Il est écrit: TA PAROLE EST LA VERITE(Jean 17.17)... cela me suffit !

BIOGRAPHIE RELIGIEUSE

RELATION SINCÈRE ET VÉRITABLE DES CIRCONSTANCES DE L'EXÉCUTION

DU SIEUR FRANÇOIS TEISSIER, viguier DE DURFORT.

DANS LES CÉVENNES, FAITE PAR UN PRÊTRE MISSIONNAIRE QUI L’ASSISTA À LA MORT.


***


Le fait de la mort de M. François Teissier est mentionné dans les Lettres pastorales de Jurieu, (2e édition; Rotterdam, vol. 1er, p. 14 et 81,) avec les principaux faits rapportés dans cette relation.

M. François Tessier, entre plusieurs autres enfants, eut un fils, Isaac Teissier. Celui-ci, après avoir fait ses études à l’Académie de Puy-Laurens et à Durford, fut consacré au saint ministère par le synode du Vigan tenu le 26 août et jours suivant 1681, et fut nommé pasteur de l’église de Saint Vomare-de-Cordière. Il desservit cette église pendant deux ans et quatre mois avec le plus grand zèle, les quatre derniers mois, au péril de sa vie.

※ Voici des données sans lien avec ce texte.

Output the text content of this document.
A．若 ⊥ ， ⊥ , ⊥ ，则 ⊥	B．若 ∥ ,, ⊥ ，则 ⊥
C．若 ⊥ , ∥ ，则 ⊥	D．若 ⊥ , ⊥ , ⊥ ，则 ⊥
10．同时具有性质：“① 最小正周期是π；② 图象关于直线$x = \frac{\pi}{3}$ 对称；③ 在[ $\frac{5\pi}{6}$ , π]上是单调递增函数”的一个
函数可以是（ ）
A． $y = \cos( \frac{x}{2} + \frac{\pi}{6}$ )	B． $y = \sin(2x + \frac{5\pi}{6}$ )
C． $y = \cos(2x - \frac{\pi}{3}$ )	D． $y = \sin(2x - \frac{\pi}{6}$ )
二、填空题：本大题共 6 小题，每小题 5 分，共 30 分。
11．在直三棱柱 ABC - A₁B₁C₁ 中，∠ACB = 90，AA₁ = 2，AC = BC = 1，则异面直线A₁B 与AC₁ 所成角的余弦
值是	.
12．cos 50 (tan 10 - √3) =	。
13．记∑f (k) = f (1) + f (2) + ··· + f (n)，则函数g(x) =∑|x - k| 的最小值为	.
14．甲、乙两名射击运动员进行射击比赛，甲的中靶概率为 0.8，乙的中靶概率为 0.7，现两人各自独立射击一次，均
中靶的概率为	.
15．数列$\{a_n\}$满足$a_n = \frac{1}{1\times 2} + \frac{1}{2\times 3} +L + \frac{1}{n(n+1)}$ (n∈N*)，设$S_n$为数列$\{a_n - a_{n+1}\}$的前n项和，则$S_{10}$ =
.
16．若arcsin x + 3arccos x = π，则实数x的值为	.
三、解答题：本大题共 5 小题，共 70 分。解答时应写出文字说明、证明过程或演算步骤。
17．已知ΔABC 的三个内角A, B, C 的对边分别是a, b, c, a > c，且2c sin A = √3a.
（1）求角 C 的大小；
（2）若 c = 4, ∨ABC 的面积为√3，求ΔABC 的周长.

Condamné à mort par le présidiat de Nismes, et obligé de s’enfuir, il se retira au pays de Vaud en Suisse, obtint du gouvernement de Berne la naturalisation, et fut ensuite reçu gratuitement bourgeois des communes d’Arzier, Saint-Cergues et le Muids. D’abord suffragant de M. Cailler, pasteur de cette paroisse, il devint son successeur par décision particulière du sénat de Berne. Il fut ensuite pasteur à Begnins où il mourut en 1745, à l’âge de 91 ans. Les documents que nous publions ici sont un héritage précieux qu’on conserve parmi les papiers de sa famille.


* * *


Béni soit Dieu! la mort du Sieur François Teissier, viguier (juge) de Durfort, a des circonstances si merveilleuses, que je craindrais de commettre un crime énorme, si, puisque Dieu m’a fait la grâce d’en être le témoin le plus particulier, je n’en faisais une entière et sincère relation pour la gloire de Dieu, pour la consolation des fidèles persécutés, et pour servir de condamnation à tous ceux qu’une lâcheté criminelle fait préférer une vie courte et passagère à l’acquisition de la vie éternelle.

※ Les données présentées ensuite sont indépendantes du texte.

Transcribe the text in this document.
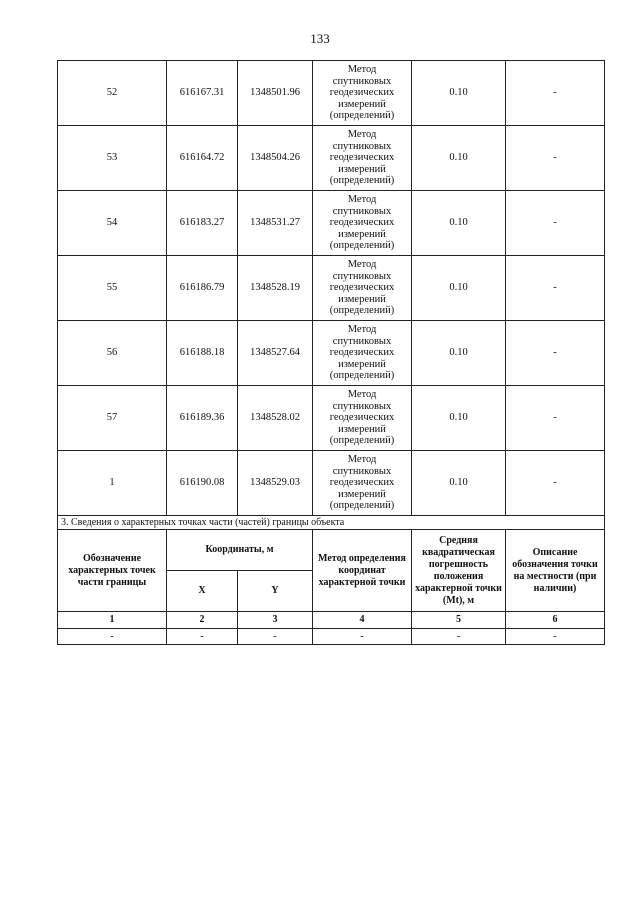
133
52	616167.31	1348501.96	Метод
спутниковых
геодезических
измерений
(определений)	0.10	-
53	616164.72	1348504.26	Метод
спутниковых
геодезических
измерений
(определений)	0.10	-
54	616183.27	1348531.27	Метод
спутниковых
геодезических
измерений
(определений)	0.10	-
55	616186.79	1348528.19	Метод
спутниковых
геодезических
измерений
(определений)	0.10	-
56	616188.18	1348527.64	Метод
спутниковых
геодезических
измерений
(определений)	0.10	-
57	616189.36	1348528.02	Метод
спутниковых
геодезических
измерений
(определений)	0.10	-
1	616190.08	1348529.03	Метод
спутниковых
геодезических
измерений
(определений)	0.10	-
3. Сведения о характерных точках части (частей) границы объекта					
Обозначение характерных точек части границы	Координаты, м		Метод определения координат характерной точки	Средняя квадратическая погрешность положения характерной точки (Mt), м	Описание обозначения точки на местности (при наличии)
	X	Y			
1	2	3	4	5	6
-	-	-	-	-	-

La divine Providence qui voit que de même que les eaux, qui sont trop en repos se corrompent, et n'engendrent que des insectes et de la corruption, les hommes qui ne sont pas exercés par quelque trouble et par quelque persécution, tombent aussi pour l’ordinaire dans de grands crimes, et ne pensent plus à aller à leur Dieu.

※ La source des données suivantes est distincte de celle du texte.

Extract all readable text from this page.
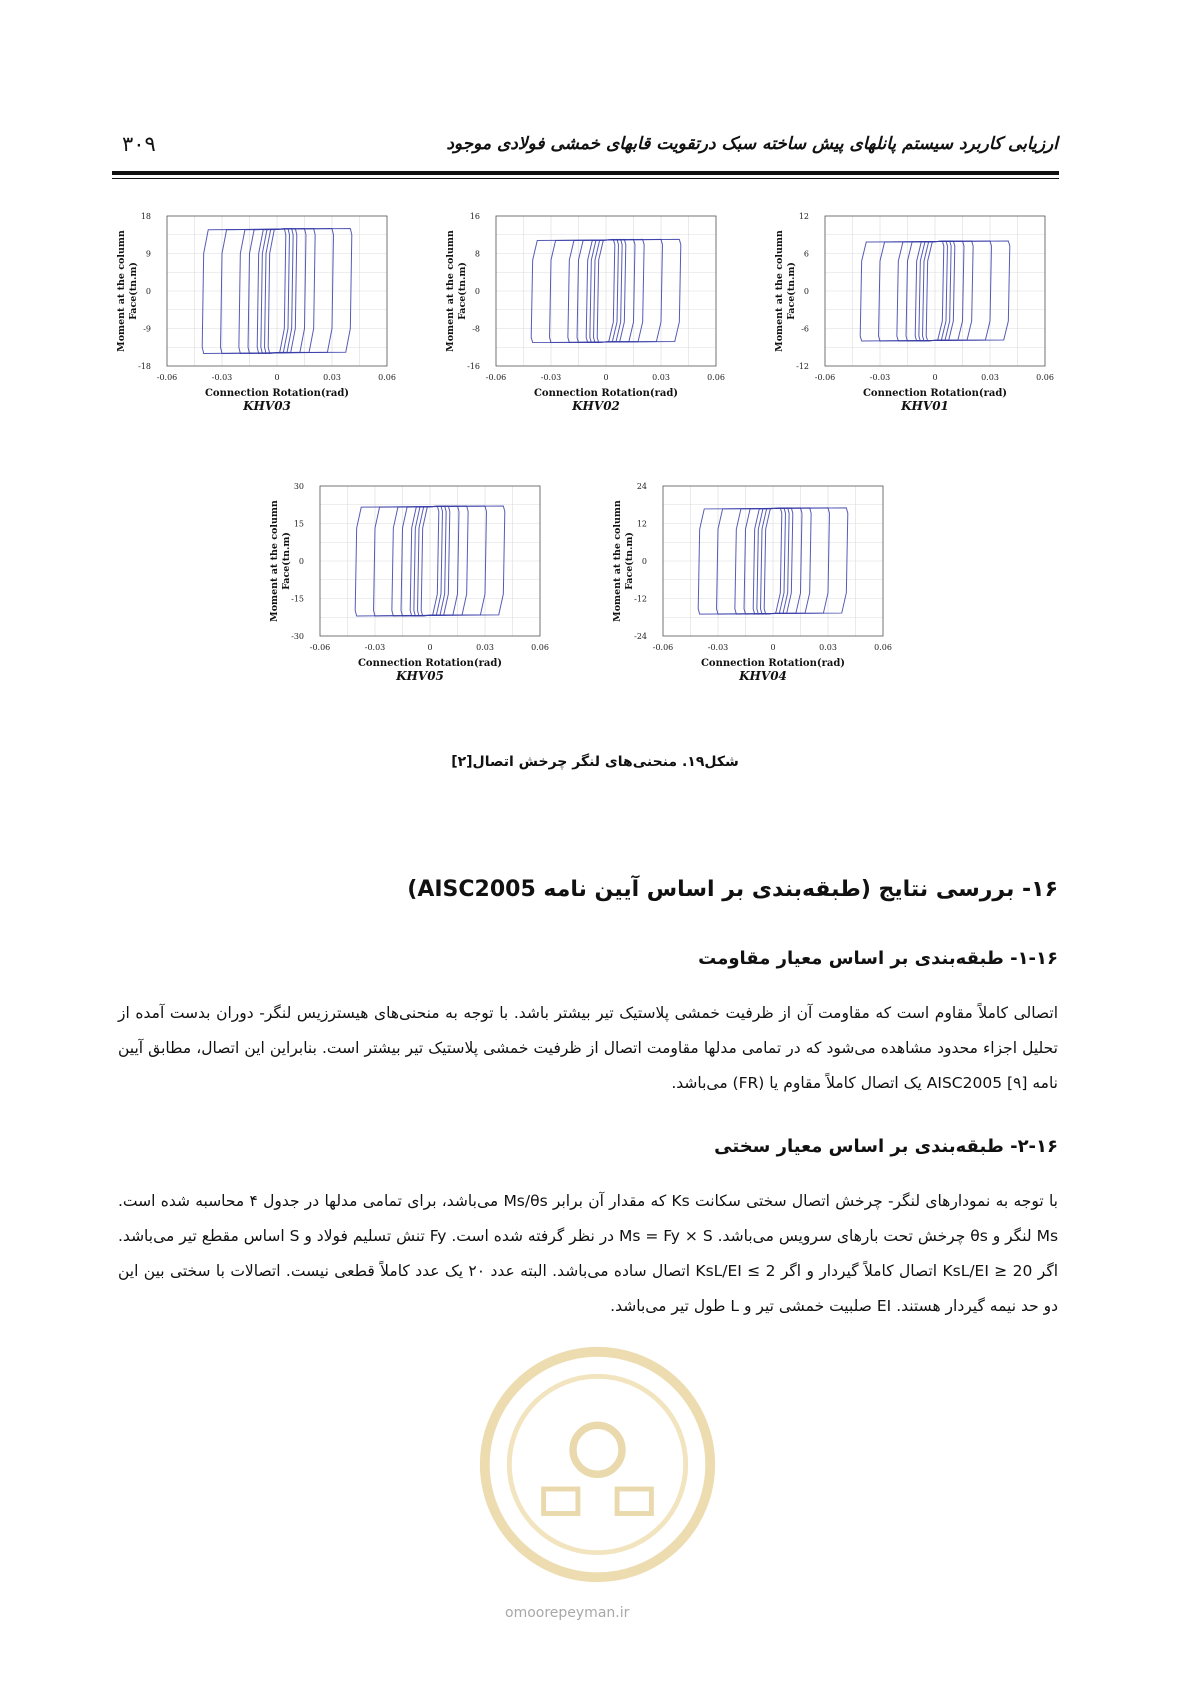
۳۰۹	ارزیابی کاربرد سیستم پانلهای پیش ساخته سبک درتقویت قابهای خمشی فولادی موجود
18
9
0
-9
-18
-0.06	-0.03	0	0.03	0.06
Connection Rotation(rad)
Moment at the column Face(tn.m)
KHV03
16
8
0
-8
-16
-0.06	-0.03	0	0.03	0.06
Connection Rotation(rad)
Moment at the column Face(tn.m)
KHV02
12
6
0
-6
-12
-0.06	-0.03	0	0.03	0.06
Connection Rotation(rad)
Moment at the column Face(tn.m)
KHV01
30
15
0
-15
-30
-0.06	-0.03	0	0.03	0.06
Connection Rotation(rad)
Moment at the column Face(tn.m)
KHV05
24
12
0
-12
-24
-0.06	-0.03	0	0.03	0.06
Connection Rotation(rad)
Moment at the column Face(tn.m)
KHV04
شکل۱۹. منحنی‌های لنگر چرخش اتصال[۲]
۱۶- بررسی نتایج (طبقه‌بندی بر اساس آیین نامه AISC2005)
۱-۱۶- طبقه‌بندی بر اساس معیار مقاومت
اتصالی کاملاً مقاوم است که مقاومت آن از ظرفیت خمشی پلاستیک تیر بیشتر باشد. با توجه به منحنی‌های هیسترزیس لنگر- دوران بدست آمده از تحلیل اجزاء محدود مشاهده می‌شود که در تمامی مدلها مقاومت اتصال از ظرفیت خمشی پلاستیک تیر بیشتر است. بنابراین این اتصال، مطابق آیین نامه AISC2005 [۹] یک اتصال کاملاً مقاوم یا (FR) می‌باشد.
۲-۱۶- طبقه‌بندی بر اساس معیار سختی
با توجه به نمودارهای لنگر- چرخش اتصال سختی سکانت Ks که مقدار آن برابر Ms/θs می‌باشد، برای تمامی مدلها در جدول ۴ محاسبه شده است. Ms لنگر و θs چرخش تحت بارهای سرویس می‌باشد. Ms = Fy × S در نظر گرفته شده است. Fy تنش تسلیم فولاد و S اساس مقطع تیر می‌باشد. اگر KsL/EI ≥ 20 اتصال کاملاً گیردار و اگر KsL/EI ≤ 2 اتصال ساده می‌باشد. البته عدد ۲۰ یک عدد کاملاً قطعی نیست. اتصالات با سختی بین این دو حد نیمه گیردار هستند. EI صلبیت خمشی تیر و L طول تیر می‌باشد.
omoorepeyman.ir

De même que ces eaux croupissantes ne tendent point à leur centre, parce qu'elles s'arrêtent sur la terre; la divine Providence, dis-je, qui voit que ce désordre ne provient que de rattachement que les hommes ont à eux-mêmes, prend soin de les en détacher par toutes sortes de voies.

La prédication de la sainte Parole, les menaces d’un enfer, les promesses d'un paradis, les saintes inspirations, sont les moyens doux et salutaires qu’elle emploie pour obtenir cette fin.

Mais comme bien souvent cette douceur ne fait qu'émouvoir, et ne détache pas entièrement l'homme de la terre, la divine sagesse fait alors intervenir des moyens plus forts et plus puissants, afin d’arracher entièrement l’homme à lui-même, et de l'élever à son Dieu qui doit être sa fin comme il doit être son principe.

Ces moyens si puissants et si salutaires sont les persécutions qui réveillent l'homme, qui lui font comprendre l'énormité de ses crimes (de ses péchés), qui en est la première cause, sa faiblesse, son anéantissement, la vanité de tous les biens de ce monde qui ne peuvent le secourir, et lui proposent la divine miséricorde comme l'unique sujet de son espérance.


Depuis longues années, l'Église du Seigneur souffrait bien de temps en temps quelques petites atteintes, par lesquelles Dieu avertissait ses enfants de revenir à lui; mais ces mouvements n’avaient pas assez de force sur leur esprit. Le monde l’emportait sur leur cœur, et la croix, qui est le caractère de leur religion, n’était envisagée que comme une enseigne (un étendard) qu’on laisse toujours au dehors du logis, sans prendre soin de la porter afin d’entrer dans le palais de la gloire; ce palais à la porte duquel elle est arborée, et où elle sert non seulement désigné d’indication, mais d’une enseigne (d'un étendard) d’application, absolument nécessaire à tous ceux qui prétendent avoir part au royaume du Sauveur qui l’a portée le premier.

C'est pourquoi toutes ces légères secousses demeurent inutiles, le Tout-Puissant que Ion croyait presque endormi, bien qu'il soit ce gardien vigilant de la maison d'Israël qui ne s'endort jamais, s'est comporté comme un homme qui, se réveillant, aperçoit des voleurs qui lui emportent son trésor; il a tout mis en usage afin d’obtenir cette chère portion des fidèles qui fait son héritage, et qui lui était enlevée par le démon, le monde et la chair.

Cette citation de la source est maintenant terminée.